Decided: February 22, 1999

LAWRENCE J. BRACKEN, J.P., FRED T. SANTUCCI, WILLIAM D. FRIEDMANN and ANITA R. FLORIO, JJ. Wilson, Elser, Moskowitz, Edelman & Dicker, New York, N.Y. (Brian Del Gatto and J. Winston Alcruz of counsel), for appellant. Dennis Marc Reisman, Great Neck, N.Y. (Stephanie A. Litsakis of counsel), for respondents.

In an action to recover damages for personal injuries, the defendant appeals from an order of the Supreme Court, Nassau County (DeMaro, J.), entered February 2, 1998, which denied its motion for summary judgment.
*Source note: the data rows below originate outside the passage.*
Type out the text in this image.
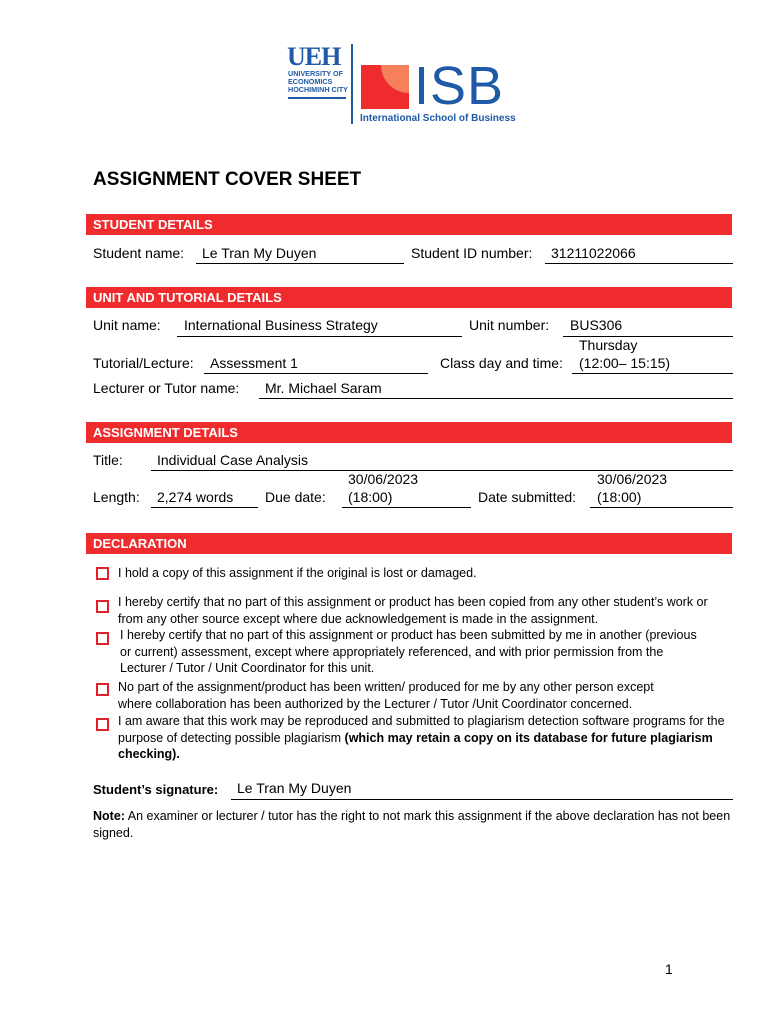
UEH
UNIVERSITY OF
ECONOMICS
HOCHIMINH CITY ISB
International School of Business
ASSIGNMENT COVER SHEET
STUDENT DETAILS
Student name: Le Tran My Duyen	Student ID number: 31211022066
UNIT AND TUTORIAL DETAILS
Unit name: International Business Strategy	Unit number: BUS306
Tutorial/Lecture: Assessment 1	Class day and time:
Thursday
(12:00– 15:15)
Lecturer or Tutor name: Mr. Michael Saram
ASSIGNMENT DETAILS
Title: Individual Case Analysis
Length: 2,274 words Due date:
30/06/2023
(18:00)	Date submitted:
30/06/2023
(18:00)
DECLARATION
I hold a copy of this assignment if the original is lost or damaged.
I hereby certify that no part of this assignment or product has been copied from any other student’s work or from any other source except where due acknowledgement is made in the assignment.
I hereby certify that no part of this assignment or product has been submitted by me in another (previous or current) assessment, except where appropriately referenced, and with prior permission from the Lecturer / Tutor / Unit Coordinator for this unit.
No part of the assignment/product has been written/ produced for me by any other person except where collaboration has been authorized by the Lecturer / Tutor /Unit Coordinator concerned.
I am aware that this work may be reproduced and submitted to plagiarism detection software programs for the purpose of detecting possible plagiarism (which may retain a copy on its database for future plagiarism checking).
Student’s signature: Le Tran My Duyen
Note: An examiner or lecturer / tutor has the right to not mark this assignment if the above declaration has not been signed.
1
ORDERED that the order is reversed, on the law, with costs, the defendant's motion for summary judgment is granted, and the complaint is dismissed.

The plaintiff Michael Whitt, a milk deliveryman, slipped and fell on snow and ice which had accumulated on a pathway in a senior citizen housing complex owned by the defendant.   He cut his hand on a shard of glass from a broken milk bottle.   The defendant's motion for summary judgment was supported by climatological records which tended to establish that precipitation in the form of snow or ice pellets had begun the previous day and had not completely ceased until between 10 and 11 P.M. in the evening.   The accident occurred at approximately 7:30 A.M. the next morning.   The injured plaintiff testified in his deposition that the storm had ceased only 5 or 6 hours before the accident.

 As a general rule, the owner or proprietor of nonresidential premises may await the end of a snow or ice storm and for a reasonable time thereafter before undertaking protective measures to correct storm-created, hazardous conditions caused by accumulated ice and snow upon its outside walks and steps (see generally, Simmons v. Metropolitan Life Ins. Co., 84 N.Y.2d 972, 622 N.Y.S.2d 496, 646 N.E.2d 798;  IA PJI [3d ed.], at 442-443;  86 N.Y.Jur., Premises Liability, § 300).   Here, the record established that the storm ceased late in the evening and that the accident happened in the early morning hours.   This evidence was sufficient to establish a prima facie right to judgment as a matter of law (Preuschoff v. Wank, 16 A.D.2d 690, 227 N.Y.S.2d 522;  cf., Valentine v. City of New York, 86 A.D.2d 381, 449 N.Y.S.2d 991, affd. 57 N.Y.2d 932, 457 N.Y.S.2d 240, 443 N.E.2d 488).

The plaintiffs, in opposing this motion, relied primarily on speculation that the icy condition might have been exacerbated in some way by the maintenance work done by agents of the defendant during the progress of the ice storm.   However, there is “no evidence that the defendant[ ]'s * * * cleaning operation either caused or created the [condition] upon which the plaintiff slipped” (Bonfrisco v. Marlib Corp., 30 A.D.2d 655, 291 N.Y.S.2d 375, affd. 24 N.Y.2d 817, 300 N.Y.S.2d 593, 248 N.E.2d 448;  see also, Simmons v. Metropolitan Life Ins. Co., 84 N.Y.2d 972, 622 N.Y.S.2d 496, 646 N.E.2d 798).   The plaintiffs' submissions failed to reveal the existence of a triable issue of fact, and the defendant was therefore entitled to summary judgment.